When you define a property on an object that already exists on its prototype, the object own property takes precedence:

const parent = {
  value: 'parent'
};

const child = Object.create(parent);
console.log(child.value); // 'parent' - from prototype

child.value = 'child';  // Creates own property
console.log(child.value); // 'child' - shadows prototype
console.log(parent.value); // 'parent' - unchanged

delete child.value;  // Remove own property
console.log(child.value); // 'parent' - falls back to prototype

This is called shadowing. The own property shadows the prototype property. You can delete the own property to reveal the prototype version again.

Checking Prototype Relationships

JavaScript provides several ways to check these relationships:

const parent = { x: 1 };
const child = Object.create(parent);
child.y = 2;

console.log(child.hasOwnProperty('x')); // false - from prototype
console.log(child.hasOwnProperty('y')); // true - own property

console.log(child instanceof Object); // true
console.log(Object.prototype.isPrototypeOf(child)); // true

The hasOwnProperty method checks only the object own properties, ignoring the prototype chain. This is useful when you need to distinguish between an object own data and inherited behavior.

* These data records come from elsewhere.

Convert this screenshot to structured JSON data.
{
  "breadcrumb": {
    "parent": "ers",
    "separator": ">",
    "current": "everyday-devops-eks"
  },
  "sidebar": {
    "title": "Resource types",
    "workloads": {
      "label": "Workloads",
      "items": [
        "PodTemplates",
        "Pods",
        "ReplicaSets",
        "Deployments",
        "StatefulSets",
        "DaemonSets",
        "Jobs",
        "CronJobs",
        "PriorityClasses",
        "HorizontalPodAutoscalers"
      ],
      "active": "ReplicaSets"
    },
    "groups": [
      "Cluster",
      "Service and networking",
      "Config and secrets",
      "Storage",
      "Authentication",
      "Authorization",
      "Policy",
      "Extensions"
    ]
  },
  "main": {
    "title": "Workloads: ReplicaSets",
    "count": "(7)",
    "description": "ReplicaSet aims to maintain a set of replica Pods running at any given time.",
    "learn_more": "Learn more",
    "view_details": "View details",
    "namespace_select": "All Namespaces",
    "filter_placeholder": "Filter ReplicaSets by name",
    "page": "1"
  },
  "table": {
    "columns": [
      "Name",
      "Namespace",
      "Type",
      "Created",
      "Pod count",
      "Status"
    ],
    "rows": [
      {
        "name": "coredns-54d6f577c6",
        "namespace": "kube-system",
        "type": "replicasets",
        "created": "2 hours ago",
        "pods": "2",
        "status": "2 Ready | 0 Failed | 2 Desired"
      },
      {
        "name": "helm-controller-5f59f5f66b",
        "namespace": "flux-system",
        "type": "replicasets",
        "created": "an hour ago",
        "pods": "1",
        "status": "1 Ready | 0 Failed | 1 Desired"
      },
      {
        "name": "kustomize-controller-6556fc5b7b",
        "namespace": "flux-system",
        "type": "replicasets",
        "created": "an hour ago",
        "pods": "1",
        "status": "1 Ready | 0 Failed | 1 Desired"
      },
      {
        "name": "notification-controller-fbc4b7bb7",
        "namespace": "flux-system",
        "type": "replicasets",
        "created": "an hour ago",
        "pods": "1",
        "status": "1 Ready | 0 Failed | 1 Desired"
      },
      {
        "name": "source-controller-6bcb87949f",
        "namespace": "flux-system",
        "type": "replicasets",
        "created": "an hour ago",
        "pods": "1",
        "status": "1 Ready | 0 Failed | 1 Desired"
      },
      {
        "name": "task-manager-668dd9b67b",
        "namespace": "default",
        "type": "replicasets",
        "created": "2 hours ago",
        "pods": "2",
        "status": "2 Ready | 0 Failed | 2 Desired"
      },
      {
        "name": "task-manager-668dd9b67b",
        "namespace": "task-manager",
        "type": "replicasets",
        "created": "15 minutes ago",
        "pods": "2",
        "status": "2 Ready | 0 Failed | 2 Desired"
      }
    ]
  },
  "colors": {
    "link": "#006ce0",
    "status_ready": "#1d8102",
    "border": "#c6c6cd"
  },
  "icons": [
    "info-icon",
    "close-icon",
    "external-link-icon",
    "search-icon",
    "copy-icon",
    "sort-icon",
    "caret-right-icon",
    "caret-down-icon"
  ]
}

ES6 Classes and Prototypes

Modern JavaScript has class syntax, which builds on top of prototypes:

class Animal {
  constructor(name) {
    this.name = name;
  }
  
  speak() {
    return this.name + ' makes a sound.';
  }
}

const dog = new Animal('Dog');
console.log(dog.speak()); // 'Dog makes a sound.'

// Under the hood, this is still prototype-based!
console.log(Object.getPrototypeOf(dog) === Animal.prototype); // true

The class syntax is syntactic sugar that makes the prototype-based inheritance cleaner to write and easier to read. The methods are still placed on the prototype.

Conclusion

Prototypes are the mechanism behind JavaScript inheritance system. Every object links to a prototype, and when you access a property, JavaScript walks up this chain until it finds the property or reaches the end. Understanding this gives you control over how objects share behavior.

Key takeaways:

  • Use Object.create() to set an explicit prototype
  • Object.getPrototypeOf() and Object.setPrototypeOf() are the modern way to manipulate prototypes
  • The __proto__ property works but is considered legacy
  • Constructor functions with .prototype was the pre-class pattern
  • The prototype chain affects property lookups but not own property storage
  • Classes in ES6 are syntactic sugar over prototypes

This knowledge helps you debug issues, optimize performance, and understand why JavaScript behaves the way it does.